His work with celluloid was not limited to investigation of its uses in astronomy. He reported in 1902 that he had demonstrated the explosive nature of the substance by substituting it for the cordite in a bullet and then firing that bullet through a 1 inch thick piece of wood. Similarly, although he used partial vacuums in his development of his diffraction gratings, he also investigated their use elsewhere as, for example, in his paper of 1903 entitled On the Production of Polished Metallic Surfaces having the Properties of Japanese "Magic" Mirrors. These and numerous other contributions – including experiments in soldering aluminium and the use of optics for gunsights – were reported to the Manchester Literary and Philosophical Society, of which he had been elected a member on 21 January 1896. He served as member of the Society's Council for all but one year between 1902 and 1912, was a vice-president for three years and was offered, but refused, a nomination to be president.
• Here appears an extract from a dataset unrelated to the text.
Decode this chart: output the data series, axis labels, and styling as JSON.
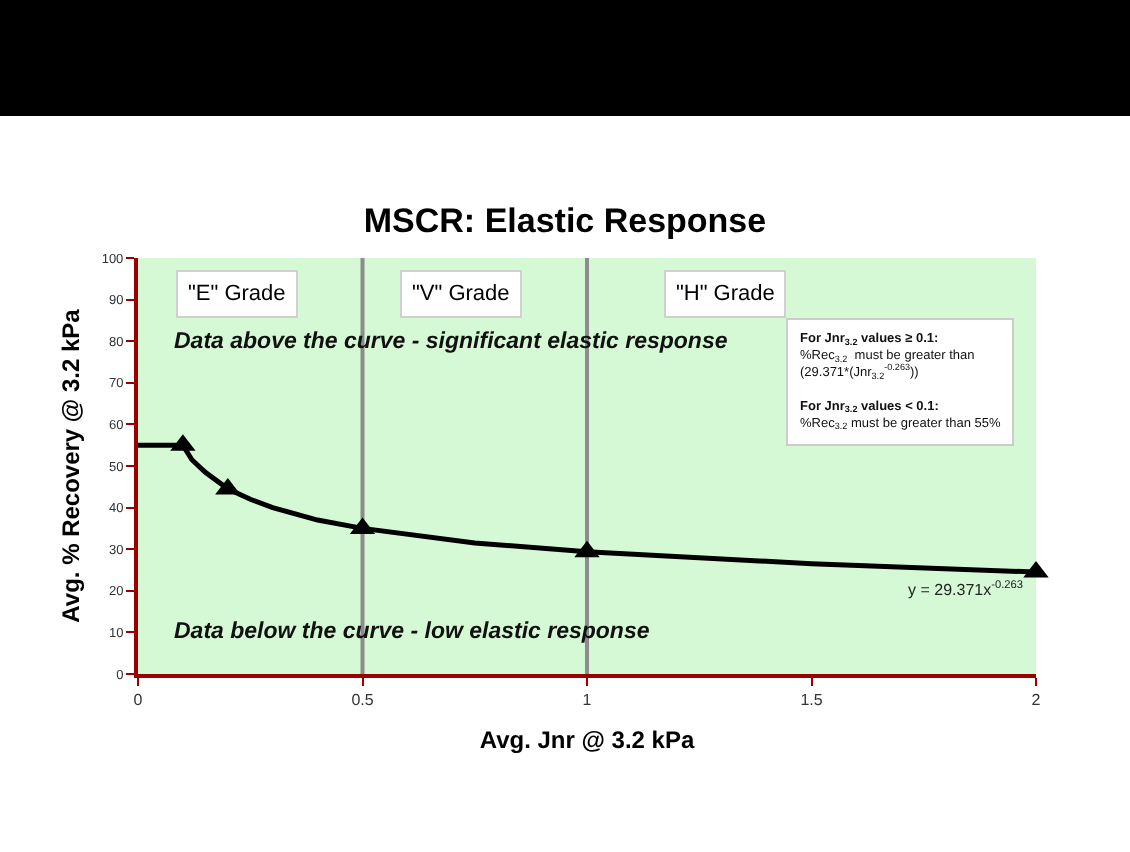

Thorp was a member of expeditions to view the total solar eclipses of 1900 and 1905, which visited Algiers and Burgos, respectively. Examples of his inventions were used by various members of the parties.

Proposed by David G. Simpson, Thorp was elected a Fellow of the Royal Astronomical Society on 11 April 1902. He was also a vice-president of the Manchester Astronomical Society, of which he had been a member since 1892.

==Death==
Thorp died at Prestatyn on 13 June 1914, leaving a widow and three sons, one of whom – Franklin – also had involvements in the gas industry. He was buried at All Saints' Church, Stand, a few days later. He also left a partially developed scheme for the manufacture of a ruling machine that obviated the need for a screw drive, being controlled instead by a mercury clepsydra and micrometre valve, and had been working on the design of a cinema screen. Thorp's Cooke telescope was given by the family to Stand Grammar School. One obituarist remarked on his "unassuming and genial manner to all with whom he came into contact, and his readiness to explain and to make suggestions on any subject in which his wide knowledge could be of any assistance."

The business that he founded, Thomas Thorp & Co. Ltd, was finally liquidated in 1976.